Why does Liesel steal books in The Book Thief?
Liesel first discovers a book called The Gravedigger's Handbook when her brother dies, and she holds onto the book until her foster father, Hans Hubermann, teaches her how to read it. Hans and Liesel practice reading and writing together by painting letters on the basement walls in Hans's house. As Liesel and Hans develop into better readers, they develop confidence in themselves as independent thinkers who can resist the Nazi regime. Hans and his wife decide to provide refuge to a Jewish prizefighter named Max Vanderburg, who also has a love of words, something he shares with Liesel. As time goes on, Liesel breaks into the Mayor's library to steal books. Her actions are a means of educating herself and, in the process, resisting the Nazi regime, which burns the books it does not agree with. In Liesel's life, literacy and reading function as a means of resistance against the brutality and inhumanity of the Nazis.
In the beginning of the book Leisel and her mother have gone to the cemetery. Liesal's mother had carried her brother's limp body there. The grave diggers dig a burial site for her brother. While there with her mother Liesel sees something. She picks it up. It is a book. The title is "The Grave Digger's Handbook."

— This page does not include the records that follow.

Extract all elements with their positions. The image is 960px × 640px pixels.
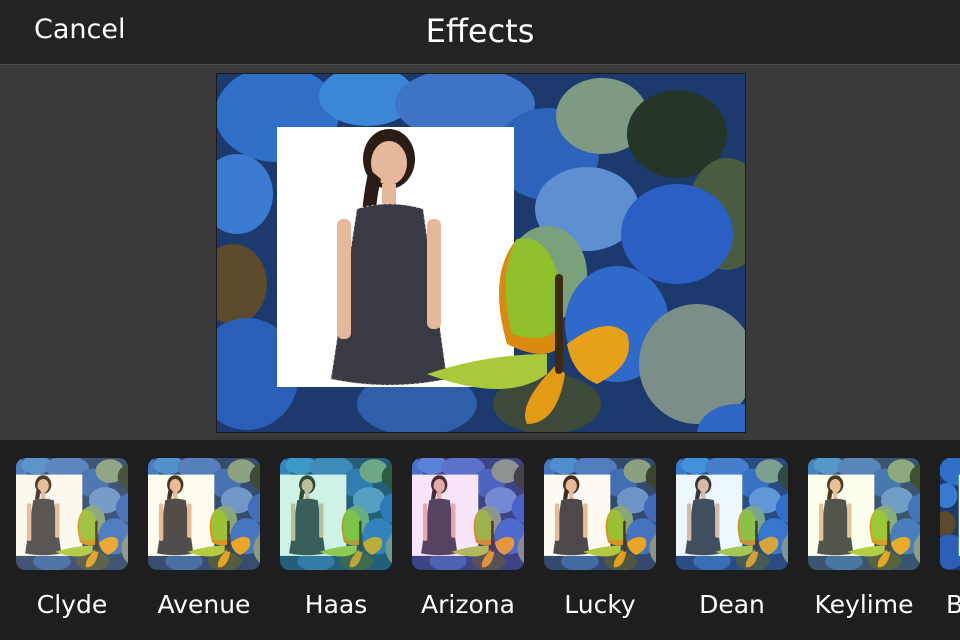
- effect-thumbnail-haas[interactable]: [280, 458, 392, 570]
- effect-thumbnail-lucky[interactable]: [544, 458, 656, 570]
- effect-thumbnail-keylime[interactable]: [808, 458, 920, 570]
- page-title: Effects: [425, 12, 535, 50]
- effect-thumbnail-partial[interactable]: [940, 458, 960, 570]
- effect-label-clyde: Clyde: [36, 590, 108, 619]
- effect-thumbnail-clyde[interactable]: [16, 458, 128, 570]
- effect-thumbnail-arizona[interactable]: [412, 458, 524, 570]
- effect-label-keylime: Keylime: [814, 590, 914, 619]
- effect-label-haas: Haas: [304, 590, 368, 619]
- effect-thumbnail-avenue[interactable]: [148, 458, 260, 570]
- navigation-bar: Cancel Effects: [0, 0, 960, 65]
- effect-thumbnail-dean[interactable]: [676, 458, 788, 570]
- effect-label-lucky: Lucky: [564, 590, 636, 619]
- photo-preview: [216, 73, 746, 433]
- effect-label-avenue: Avenue: [157, 590, 251, 619]
- effect-label-partial: B: [946, 590, 960, 619]
- effect-label-arizona: Arizona: [421, 590, 515, 619]
- effect-label-dean: Dean: [699, 590, 765, 619]
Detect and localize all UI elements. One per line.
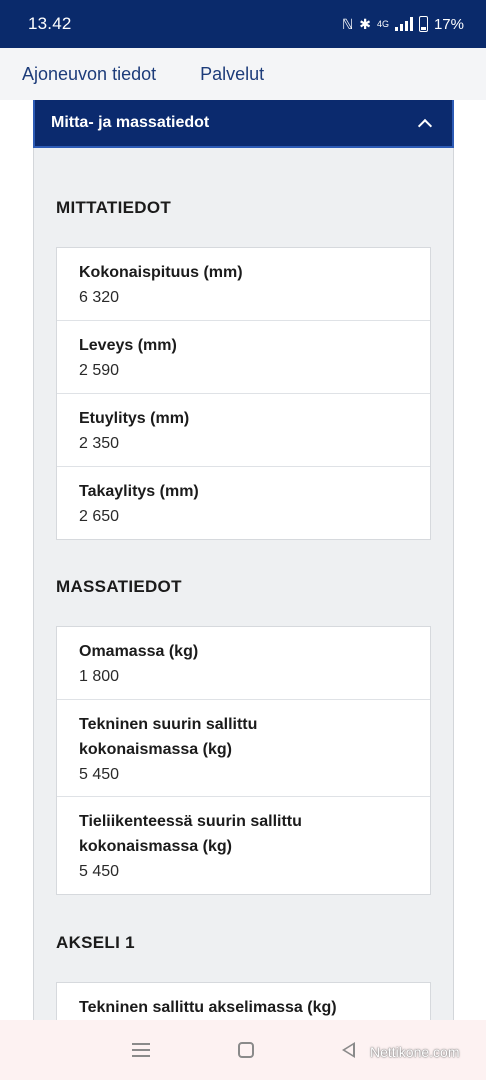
list-item: Tekninen suurin sallittu kokonaismassa (… [57, 700, 430, 797]
row-label: Kokonaispituus (mm) [79, 264, 243, 281]
card-massatiedot: Omamassa (kg) 1 800 Tekninen suurin sall… [56, 626, 431, 895]
list-item: Leveys (mm) 2 590 [57, 321, 430, 394]
nfc-icon: ℕ [342, 16, 354, 32]
status-bar: 13.42 ℕ ✱ 4G 17% [0, 0, 486, 48]
row-label: Tieliikenteessä suurin sallittu kokonais… [79, 813, 302, 855]
section-heading-massatiedot: MASSATIEDOT [56, 577, 182, 596]
row-value: 6 320 [79, 289, 120, 306]
list-item: Takaylitys (mm) 2 650 [57, 467, 430, 539]
card-mittatiedot: Kokonaispituus (mm) 6 320 Leveys (mm) 2 … [56, 247, 431, 540]
row-label: Takaylitys (mm) [79, 483, 199, 500]
row-value: 2 350 [79, 435, 120, 452]
tab-palvelut[interactable]: Palvelut [200, 64, 264, 85]
accordion-header[interactable]: Mitta- ja massatiedot [33, 100, 454, 148]
row-value: 2 590 [79, 362, 120, 379]
row-label: Omamassa (kg) [79, 643, 199, 660]
list-item: Etuylitys (mm) 2 350 [57, 394, 430, 467]
row-value: 2 650 [79, 508, 120, 525]
status-time: 13.42 [28, 14, 72, 33]
status-icons: ℕ ✱ 4G 17% [342, 16, 464, 33]
section-heading-mittatiedot: MITTATIEDOT [56, 198, 172, 217]
watermark: Nettikone.com [370, 1044, 460, 1060]
signal-icon [394, 17, 413, 31]
accordion-title: Mitta- ja massatiedot [51, 114, 210, 131]
row-label: Leveys (mm) [79, 337, 177, 354]
list-item: Kokonaispituus (mm) 6 320 [57, 248, 430, 321]
row-value: 1 800 [79, 668, 120, 685]
row-label: Etuylitys (mm) [79, 410, 190, 427]
row-label: Tekninen sallittu akselimassa (kg) [79, 999, 337, 1016]
row-value: 5 450 [79, 863, 120, 880]
row-label: Tekninen suurin sallittu kokonaismassa (… [79, 716, 258, 758]
battery-level: 17% [433, 15, 464, 33]
tab-ajoneuvon-tiedot[interactable]: Ajoneuvon tiedot [22, 64, 156, 85]
battery-icon [418, 16, 428, 32]
top-nav: Ajoneuvon tiedot Palvelut [0, 48, 486, 100]
section-heading-akseli-1: AKSELI 1 [56, 933, 135, 952]
network-type: 4G [376, 18, 389, 29]
row-value: 5 450 [79, 766, 120, 783]
list-item: Omamassa (kg) 1 800 [57, 627, 430, 700]
list-item: Tieliikenteessä suurin sallittu kokonais… [57, 797, 430, 894]
home-icon[interactable] [237, 1042, 254, 1058]
bluetooth-icon: ✱ [359, 16, 371, 32]
recent-apps-icon[interactable] [131, 1043, 150, 1057]
back-icon[interactable] [341, 1042, 355, 1058]
chevron-up-icon[interactable] [417, 118, 433, 133]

Liesal hangs onto the book. Her mother sends her to live with a foster family in another town on Himmel Street. Liesel rubs the book in her hands. The book is all she has left to remind her of her brother.
"***THE BOOKS MEANING***
1-The last time she saw her brother.
2-The last time she saw her mother.
Liesel is unable to read or write. Yet, she wants to be able to read. Hans Huberman her foster father begins to teach her how to read. Books are in short supply so he teaches her to read the book she had stolen. Liesel then steals books from book burnings by the Nazis and from the mayor's house. Liesel has a thirst for knowledge and the books provide her with both knowledge and escape from the sadness of her mother's abandonment.